I was inspired by President Obama’s speech.  As a classroom teacher, I would consider myself a public servant, working long hours and going beyond the call of duty for not much money.  I do it because I love it; it’s what I am passionate about.

However, I am left with a feeling of needing to do more, engaging in an area where few teachers venture: public policy.  Teacher leadership takes many forms from being a role model for your students in the classroom to mentoring beginning teachers to blogging about student learning and teacher issues.  In some part teacher leadership should extend to our public policy and decision making.  Complacency and unproductive complaining yields no results.  We must advocate for our unions to take an active and supporting role in school reform, tearing down the conception that unions are outdated and an obstacle to change.  We must advocate for education issues ourselves: meeting with legislators, voting, campaigning for favored candidates, and running for office.  Make our voices heard, speaking out for our students and their needs.  I often wonder how many legislators were once educators?  How many are lawyers?  There’s an obvious imbalance.
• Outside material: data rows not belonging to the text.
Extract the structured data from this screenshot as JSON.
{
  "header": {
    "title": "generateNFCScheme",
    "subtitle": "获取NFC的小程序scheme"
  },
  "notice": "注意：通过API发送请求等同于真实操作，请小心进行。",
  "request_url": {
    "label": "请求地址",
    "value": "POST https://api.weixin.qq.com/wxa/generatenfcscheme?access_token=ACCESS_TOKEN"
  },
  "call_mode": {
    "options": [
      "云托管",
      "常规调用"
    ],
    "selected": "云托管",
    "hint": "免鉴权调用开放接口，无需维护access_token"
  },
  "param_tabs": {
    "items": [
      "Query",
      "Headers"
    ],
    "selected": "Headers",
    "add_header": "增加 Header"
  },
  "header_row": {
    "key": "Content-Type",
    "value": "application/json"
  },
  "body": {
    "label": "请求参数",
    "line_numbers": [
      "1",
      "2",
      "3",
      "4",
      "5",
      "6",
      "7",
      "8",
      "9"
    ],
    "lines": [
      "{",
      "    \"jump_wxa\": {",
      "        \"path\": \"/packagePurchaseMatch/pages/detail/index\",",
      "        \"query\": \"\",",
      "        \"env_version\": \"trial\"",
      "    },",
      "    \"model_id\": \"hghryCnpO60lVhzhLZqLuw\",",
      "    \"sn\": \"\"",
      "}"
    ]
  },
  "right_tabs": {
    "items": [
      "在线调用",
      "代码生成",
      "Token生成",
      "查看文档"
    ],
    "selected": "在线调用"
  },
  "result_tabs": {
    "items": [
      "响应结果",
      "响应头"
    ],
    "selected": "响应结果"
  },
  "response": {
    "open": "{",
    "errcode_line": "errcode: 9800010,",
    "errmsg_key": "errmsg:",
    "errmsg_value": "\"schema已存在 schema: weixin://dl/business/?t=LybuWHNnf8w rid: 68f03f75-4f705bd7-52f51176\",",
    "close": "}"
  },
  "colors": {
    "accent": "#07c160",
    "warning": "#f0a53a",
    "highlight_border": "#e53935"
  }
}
For years I have tired of sitting on the sidelines.  I am weary of lawmakers making ill-informed decisions that impact my day-to-day job, while affecting my students’ learning.  I am tired of an inadequately funded education system.  I am tired of a education system that, as President Obama spoke, “fails to many.”

This will take doing; making a conscious and delibate change towards shaping education policy.  Hestiation creeps in though when I think of the sacrifice this will involve: time away from the classroom, and even less personal time with family and friends.  I am ready though to start taking small steps.  What do I have to lose?